February 22, 2011 –
Drew Senyei, M.D. knows a little something about healthcare. For more than 25 years, the physician and venture capitalist has built emerging life science and healthcare companies and holds 25 patents of his own. He invented the first FDA-approved test to predict premature births, a product used by more than 1 million women.
Dr. Senyei, a CALIT2 advisory board member and the managing director of Enterprise Partners Venture Capital, shared his insights about the future of healthcare with a CALIT2 audience last week, and unless changes are made, that future doesn’t look good. Increased life expectancies and poor lifestyle choices are leading to a plethora of chronic diseases that are taxing an already ill-functioning system, he noted.
“The U.S. is doing a very poor job of delivering healthcare. We spend more than any other developed country and we’re not necessarily getting the best results.”
In 2008, the U.S. spent 16.2 percent of its gross domestic product on healthcare, a figure that is expected to reach 30 percent by 2040 and 97 percent by the end of the century. “Clearly this is not a sustainable trend,” Senyei said. “Warren Buffett calls this the economic tapeworm that’s eating our economy and it’s significantly impacting our global competitiveness.”
Health, as determined by the World Health Organization in 1948, is a state of complete physical, mental and social well-being, not merely the absence of infirmity, the audience learned. Achieving health, both individually and as a nation, can be facilitated by implementing emerging technologies. “We can’t depend on old techniques and tools in fighting this epidemic; they simply don’t work.”
A “harmonic convergence” of advances in biology, information sciences and communications can provide solutions, he believes, and CALIT2 can play an important role. “What we will need for the future of medicine is what CALIT2 has – a multidisciplinary team. We need to focus that on the hard problems that are in healthcare today,” he said.
Disruptive technologies that will alter our approach to healthcare include genome sequencing, which can improve predictive diagnostics; personalized drugs that more effectively target existing illnesses as well as prevent the onset of certain diseases; and regenerative medicine. Senyei said he believes that within the next five years, every newborn will be sequenced “because that information will be very useful for all sorts of actions in preventing disease and prescribing drugs.”
Harmful drug interactions are responsible for more than 100,000 deaths in the U.S. but the advent of genomics into pharmacology will allow real-time genetic profiling information at the point of dispensing. “I think this has to happen if we’re going to cut the cost of healthcare and make sure we’re treating the right patient with the right drug,” said Senyei.
Lifestyle choices and human biology are only one part of the problem, however. Genes behave differently under different circumstances; Senyei said even identical twins don’t have confluence when it comes to complex diseases. “Not only understanding the genetic basis of disease but also understanding what the environment does will be critical to understanding how we treat these diseases,” he said, in referring to the role that systems biology can play.

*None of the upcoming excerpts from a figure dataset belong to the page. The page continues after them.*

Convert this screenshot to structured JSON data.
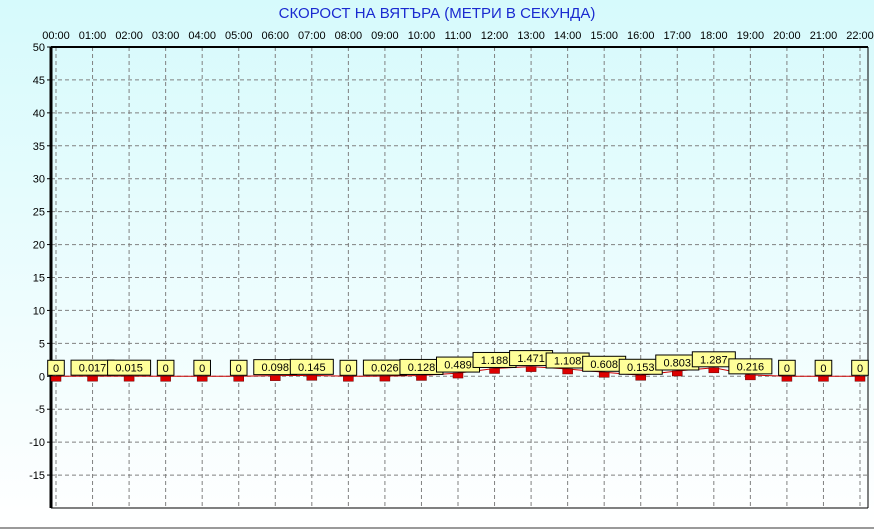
{
  "chart_data": {
    "type": "line",
    "title": "СКОРОСТ НА ВЯТЪРА (МЕТРИ В СЕКУНДА)",
    "xlabel": "",
    "ylabel": "",
    "categories": [
      "00:00",
      "01:00",
      "02:00",
      "03:00",
      "04:00",
      "05:00",
      "06:00",
      "07:00",
      "08:00",
      "09:00",
      "10:00",
      "11:00",
      "12:00",
      "13:00",
      "14:00",
      "15:00",
      "16:00",
      "17:00",
      "18:00",
      "19:00",
      "20:00",
      "21:00",
      "22:00"
    ],
    "values": [
      0,
      0.017,
      0.015,
      0,
      0,
      0,
      0.098,
      0.145,
      0,
      0.026,
      0.128,
      0.489,
      1.188,
      1.471,
      1.108,
      0.608,
      0.153,
      0.803,
      1.287,
      0.216,
      0,
      0,
      0
    ],
    "data_labels": [
      "0",
      "0.017",
      "0.015",
      "0",
      "0",
      "0",
      "0.098",
      "0.145",
      "0",
      "0.026",
      "0.128",
      "0.489",
      "1.188",
      "1.471",
      "1.108",
      "0.608",
      "0.153",
      "0.803",
      "1.287",
      "0.216",
      "0",
      "0",
      "0"
    ],
    "ylim": [
      -20,
      50
    ],
    "yticks": [
      50,
      45,
      40,
      35,
      30,
      25,
      20,
      15,
      10,
      5,
      0,
      -5,
      -10,
      -15
    ],
    "x_axis_position": "top",
    "grid": true,
    "legend": "none",
    "colors": {
      "line": "#cc0000",
      "marker": "#dd0000",
      "label_bg": "#ffff99",
      "title": "#1a2ad0",
      "grid": "#808080"
    }
  }
}
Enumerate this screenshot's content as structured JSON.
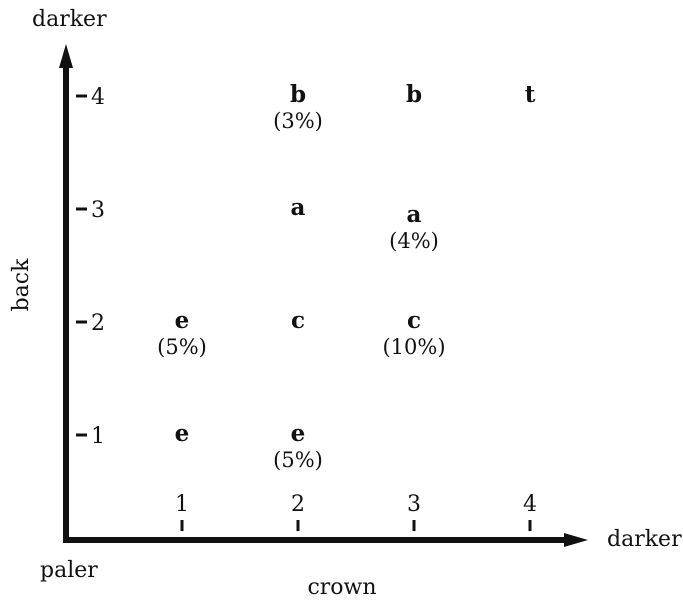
{
  "chart_data": {
    "type": "scatter",
    "x_axis": {
      "name": "crown",
      "low_label": "paler",
      "high_label": "darker",
      "ticks": [
        "1",
        "2",
        "3",
        "4"
      ]
    },
    "y_axis": {
      "name": "back",
      "high_label": "darker",
      "ticks": [
        "1",
        "2",
        "3",
        "4"
      ]
    },
    "cells": [
      {
        "x": 1,
        "y": 1,
        "letter": "e",
        "pct": ""
      },
      {
        "x": 1,
        "y": 2,
        "letter": "e",
        "pct": "(5%)"
      },
      {
        "x": 2,
        "y": 1,
        "letter": "e",
        "pct": "(5%)"
      },
      {
        "x": 2,
        "y": 2,
        "letter": "c",
        "pct": ""
      },
      {
        "x": 2,
        "y": 3,
        "letter": "a",
        "pct": ""
      },
      {
        "x": 2,
        "y": 4,
        "letter": "b",
        "pct": "(3%)"
      },
      {
        "x": 3,
        "y": 2,
        "letter": "c",
        "pct": "(10%)"
      },
      {
        "x": 3,
        "y": 3,
        "letter": "a",
        "pct": "(4%)"
      },
      {
        "x": 3,
        "y": 4,
        "letter": "b",
        "pct": ""
      },
      {
        "x": 4,
        "y": 4,
        "letter": "t",
        "pct": ""
      }
    ]
  },
  "colors": {
    "ink": "#111111",
    "background": "#ffffff"
  }
}
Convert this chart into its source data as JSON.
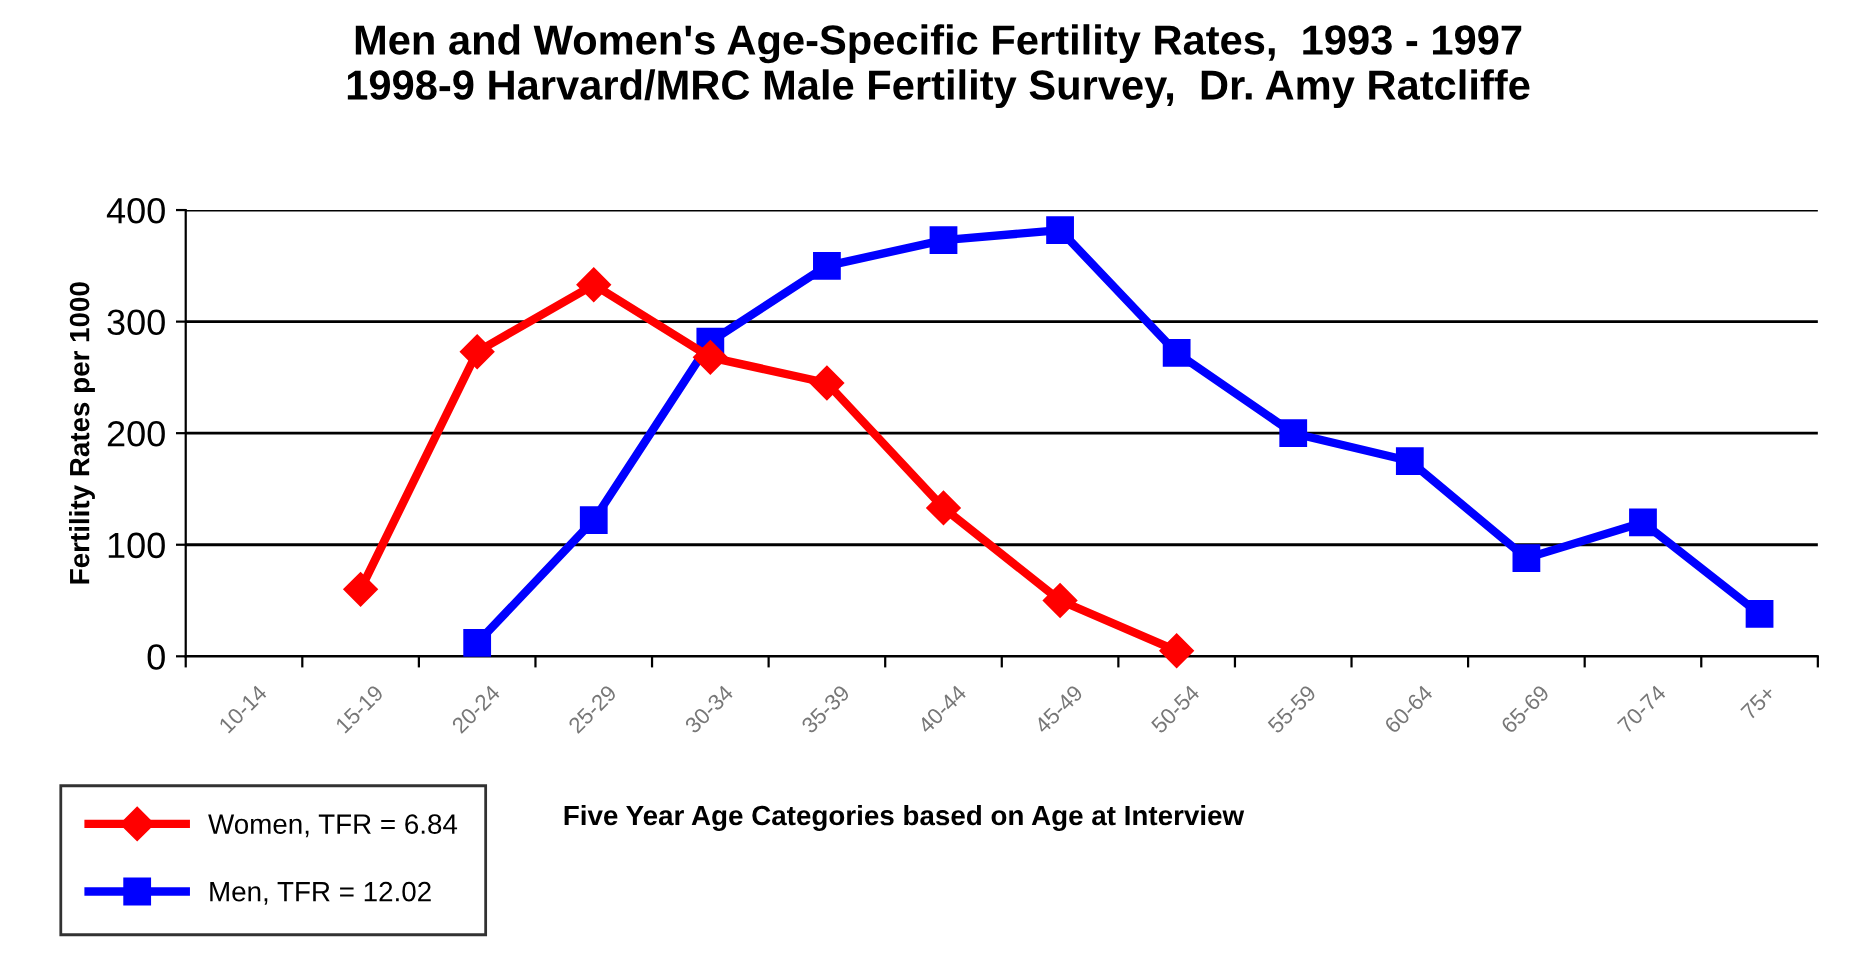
{
  "chart_data": {
    "type": "line",
    "title": "Men and Women's Age-Specific Fertility Rates,  1993 - 1997\n1998-9 Harvard/MRC Male Fertility Survey,  Dr. Amy Ratcliffe",
    "xlabel": "Five Year Age Categories based on Age at Interview",
    "ylabel": "Fertility Rates per 1000",
    "categories": [
      "10-14",
      "15-19",
      "20-24",
      "25-29",
      "30-34",
      "35-39",
      "40-44",
      "45-49",
      "50-54",
      "55-59",
      "60-64",
      "65-69",
      "70-74",
      "75+"
    ],
    "series": [
      {
        "name": "Women, TFR = 6.84",
        "color": "#ff0000",
        "marker": "diamond",
        "values": [
          null,
          60,
          273,
          333,
          268,
          245,
          133,
          50,
          5,
          null,
          null,
          null,
          null,
          null
        ]
      },
      {
        "name": "Men, TFR = 12.02",
        "color": "#0000ff",
        "marker": "square",
        "values": [
          null,
          null,
          12,
          122,
          282,
          350,
          373,
          382,
          272,
          200,
          175,
          88,
          120,
          38
        ]
      }
    ],
    "ylim": [
      0,
      400
    ],
    "yticks": [
      0,
      100,
      200,
      300,
      400
    ],
    "grid": "y",
    "legend": "bottom left",
    "line_style": "solid"
  }
}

In order for all these technologies to be effective, however, a “paradigm shift in how we deliver healthcare” is essential. The system must move from its current reactive model to a more proactive approach. “I believe information technology is the underlying pillar by which we can get to this new system of P4 medicine,” he said, referring to healthcare that is preventive, predictive, personalized and participatory.
Patients must become more active consumers, a process that can be facilitated by incentive-based economics and improved government policy. Rewarding “wellness” with lower insurance premiums is one solution. Providing digital tools that allow patients to monitor their own health is another step in the right direction, and one in which Senyei sees significant business opportunities, including an increase in medical social-networking sites, as well as the need for advanced data analysis.
Senyei predicts advances in genetics that will allow doctors to see “obesity genes” susceptible to outside influences; single-cell profiles, which will facilitate earlier diagnoses; serum protein profiling; and 3D MRI biomarkers that can rule out diseases like Alzheimer’s.
“In short, we will be able to analyze our deviation from health and recommend personalized care, and the data will be at the physician’s and the patient’s fingertips.
“Optimizing health is going to be a complex problem that will require the integration of information technology… and the ability to capture data in a patient-centric system and integrate it into a learning healthcare system,” he said.